A belief that I was taught is that if a man rejects me, it's always because I’m not attractive enough.

This has been a significant component of my eating issues and body image issues.

I grew up with parents who were both hyper-focused on looks: their looks, my looks, everyone's looks.

My parents, and society, taught me the following false beliefs and damaging messages in direct and indirect ways:

-The primary thing that men want in a woman is her physical looks. Even men who say they are interested in other things, aren't really.

-If a man rejects me, it is my fault. I must not be physically attractive enough. I am to blame. I must try harder, do better, and improve.
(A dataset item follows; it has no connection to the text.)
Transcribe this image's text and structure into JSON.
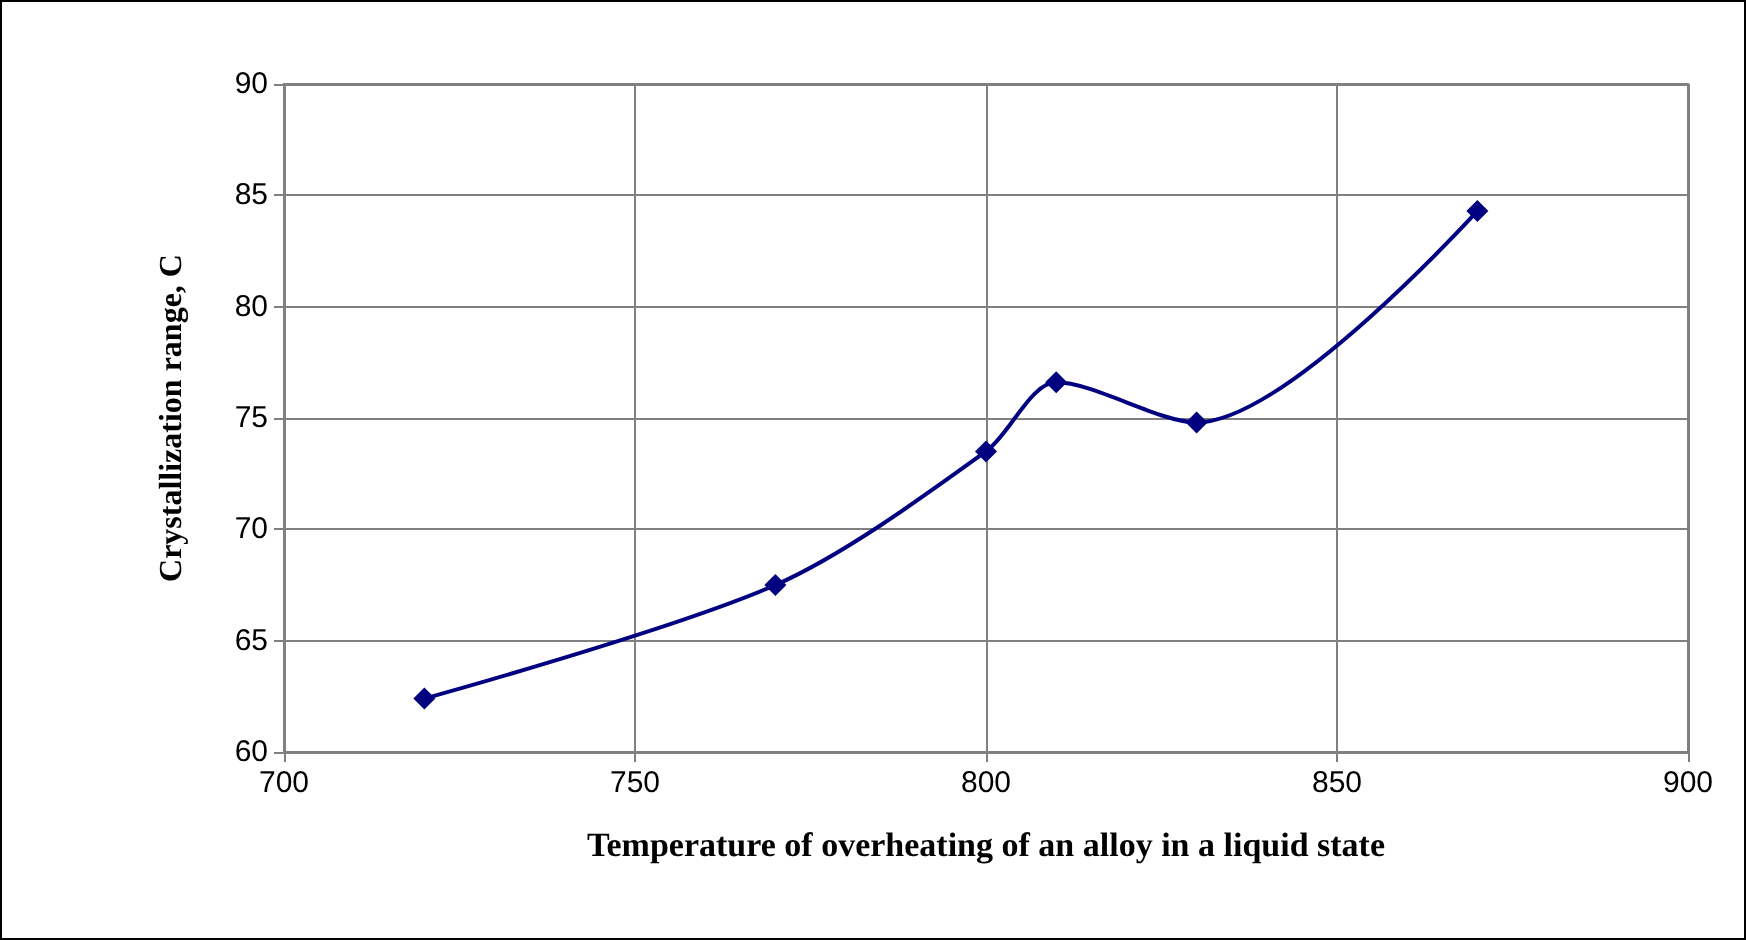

-If I don't do everything I possibly can to be as attractive as possible, I cannot blame a man for rejecting me or wanting someone else.

-I needn't bother developing anything else within myself other than my looks, because men don't fall in love or get hard for creativity, morals, ethics, personality, or anything else.

These beliefs tied my worth to my appearance and created an obsession in me about how I look.

As early as middle school, my focus became primarily how to be more physically attractive. I stopped caring about anything else in my life or about myself. This eventually led to an eating disorder in high school.

But it also fueled my binge eating. Because the obsession with looks led to high anxiety 24/7 about all the ways I could be trying harder, doing better.

Knowing your food intake is the primary behavior that affects the only thing that gives you worth, makes food a terrifying thing.

Your relationship with food becomes fraught with terror, lust, danger, comfort. And it can fuel binge eating and overeating.

If I eat too much dessert, I won't be wanted by a man. If I have the bread, I will be alone forever. If I eat the chocolate, he will want someone else more than he wants me.

This is still a set of emotional injuries that I have and I've not worked through them. But I think that sharing is important as I know there are so many women who grow up with messages like I did.

It's heartbreaking and wrong that we were taught this, but we can heal it now.